Less than a year after launching its high performance computing strategy, Microsoft finds its HPC Server 2008 near the top of the heap. The Windows Server 2008 derivative placed 23rd on a list of the 500 top-performing supercomputers in the world, as measured by the National Center for Supercomputing Applications (NCSA). And it’s which is still in beta; general availability is set for the end of this month.
Running on a Dell PowerEdge Cluster equipped with 9,474 processor cores and 9600 GB of memory, HPC Server 2008 performed 68.5 trillion floating point operations (teraflops) per second, according to a Microsoft report. The company was apparently being modest. The NCSA itself in showed on the Top 500 Web site, that “Abe” performed at a peak of 88.3 teraflops.
The International Supercomputing Conference publishes a list twice a year at www.top500.org. The news was reported by Microsoft yesterday from the
International Supercomputing Conference in Dresden, Germany this week.

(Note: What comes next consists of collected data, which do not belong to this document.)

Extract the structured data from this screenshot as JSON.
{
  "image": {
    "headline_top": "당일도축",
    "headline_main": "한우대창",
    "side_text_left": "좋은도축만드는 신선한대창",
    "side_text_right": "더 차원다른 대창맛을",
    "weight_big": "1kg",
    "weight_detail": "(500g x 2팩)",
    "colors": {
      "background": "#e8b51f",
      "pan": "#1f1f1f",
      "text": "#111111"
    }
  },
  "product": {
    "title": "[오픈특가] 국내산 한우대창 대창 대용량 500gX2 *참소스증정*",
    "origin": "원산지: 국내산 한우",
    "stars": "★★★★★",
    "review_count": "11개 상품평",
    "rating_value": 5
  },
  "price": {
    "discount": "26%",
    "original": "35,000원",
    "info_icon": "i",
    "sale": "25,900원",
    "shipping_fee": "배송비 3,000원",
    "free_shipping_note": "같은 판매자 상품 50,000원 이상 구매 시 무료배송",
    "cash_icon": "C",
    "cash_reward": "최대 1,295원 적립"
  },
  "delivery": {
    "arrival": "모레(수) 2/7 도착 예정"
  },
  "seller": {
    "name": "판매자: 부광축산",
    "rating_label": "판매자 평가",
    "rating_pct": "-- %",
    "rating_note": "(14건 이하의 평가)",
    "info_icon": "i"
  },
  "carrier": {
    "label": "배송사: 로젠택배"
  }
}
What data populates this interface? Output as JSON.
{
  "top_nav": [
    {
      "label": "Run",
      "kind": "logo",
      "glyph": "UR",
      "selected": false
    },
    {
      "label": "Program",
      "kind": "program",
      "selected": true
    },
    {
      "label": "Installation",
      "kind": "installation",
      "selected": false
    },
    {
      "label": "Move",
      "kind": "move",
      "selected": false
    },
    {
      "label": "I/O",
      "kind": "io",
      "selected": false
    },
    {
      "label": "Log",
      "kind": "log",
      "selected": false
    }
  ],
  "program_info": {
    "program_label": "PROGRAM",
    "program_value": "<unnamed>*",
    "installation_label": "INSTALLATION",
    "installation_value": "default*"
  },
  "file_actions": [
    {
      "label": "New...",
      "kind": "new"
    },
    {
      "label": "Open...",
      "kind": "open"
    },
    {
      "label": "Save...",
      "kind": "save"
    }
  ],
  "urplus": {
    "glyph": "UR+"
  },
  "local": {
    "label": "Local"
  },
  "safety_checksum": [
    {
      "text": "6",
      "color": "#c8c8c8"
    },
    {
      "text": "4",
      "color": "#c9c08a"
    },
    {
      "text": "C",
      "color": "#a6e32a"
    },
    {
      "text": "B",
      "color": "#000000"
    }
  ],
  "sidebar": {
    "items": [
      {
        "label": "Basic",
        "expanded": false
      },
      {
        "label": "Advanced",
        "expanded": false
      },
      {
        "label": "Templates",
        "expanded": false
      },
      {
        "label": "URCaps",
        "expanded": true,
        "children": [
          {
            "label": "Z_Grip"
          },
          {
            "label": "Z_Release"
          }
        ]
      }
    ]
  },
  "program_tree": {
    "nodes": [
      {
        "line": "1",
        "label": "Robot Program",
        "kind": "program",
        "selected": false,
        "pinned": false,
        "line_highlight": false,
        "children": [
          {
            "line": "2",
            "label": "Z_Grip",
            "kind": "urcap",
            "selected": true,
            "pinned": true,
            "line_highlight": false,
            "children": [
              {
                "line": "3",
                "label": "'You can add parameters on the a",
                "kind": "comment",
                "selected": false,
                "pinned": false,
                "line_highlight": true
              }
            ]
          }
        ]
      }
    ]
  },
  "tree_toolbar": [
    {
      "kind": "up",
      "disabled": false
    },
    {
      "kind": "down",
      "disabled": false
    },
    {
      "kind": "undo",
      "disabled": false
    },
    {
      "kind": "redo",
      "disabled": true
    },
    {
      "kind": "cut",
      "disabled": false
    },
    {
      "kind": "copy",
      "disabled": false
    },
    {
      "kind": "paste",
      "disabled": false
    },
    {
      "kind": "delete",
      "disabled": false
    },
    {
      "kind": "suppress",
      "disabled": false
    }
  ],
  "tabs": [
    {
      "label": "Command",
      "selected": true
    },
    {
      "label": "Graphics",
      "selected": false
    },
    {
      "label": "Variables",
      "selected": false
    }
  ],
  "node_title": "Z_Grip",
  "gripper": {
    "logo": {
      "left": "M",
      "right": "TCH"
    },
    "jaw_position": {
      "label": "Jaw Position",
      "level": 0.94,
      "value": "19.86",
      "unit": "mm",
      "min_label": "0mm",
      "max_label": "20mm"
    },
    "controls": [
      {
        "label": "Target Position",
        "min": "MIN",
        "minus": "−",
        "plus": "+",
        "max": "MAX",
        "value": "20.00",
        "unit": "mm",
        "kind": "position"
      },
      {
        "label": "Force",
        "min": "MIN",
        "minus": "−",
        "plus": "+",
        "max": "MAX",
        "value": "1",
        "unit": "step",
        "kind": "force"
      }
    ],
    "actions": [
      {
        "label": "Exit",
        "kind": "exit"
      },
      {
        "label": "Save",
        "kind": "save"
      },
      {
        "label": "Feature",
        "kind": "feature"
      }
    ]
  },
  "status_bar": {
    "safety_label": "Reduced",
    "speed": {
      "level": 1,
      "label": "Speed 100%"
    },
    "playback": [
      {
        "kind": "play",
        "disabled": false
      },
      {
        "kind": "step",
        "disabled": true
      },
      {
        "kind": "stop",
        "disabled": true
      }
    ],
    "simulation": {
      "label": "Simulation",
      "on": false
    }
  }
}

The conference ended today.
All the giants were there: Cray, Fujitsu, HP, IBM, NEC, SGI and Sun, to name just a few. And of course Intel, which in April teamed up with supercomputer maker Cray, and whose Threading Building Blocks form the basis for high performance computing applications the world over.
HPC Server 2008 is based on Windows Server 2008, with the special sauce of failover protection, cluster management, and the ability to scale to thousands of processor cores. HCP Server also includes high-speed networking, supports third-party clustering file systems and has a job scheduler redesigned to perform as part of an SOA.
The fastest system this year was “Roadrunner,” a system built by IBM for the U.S. Department of Energy’s Los Alamos National Laboratory. Its peak performance was a record 1.026 petaflops.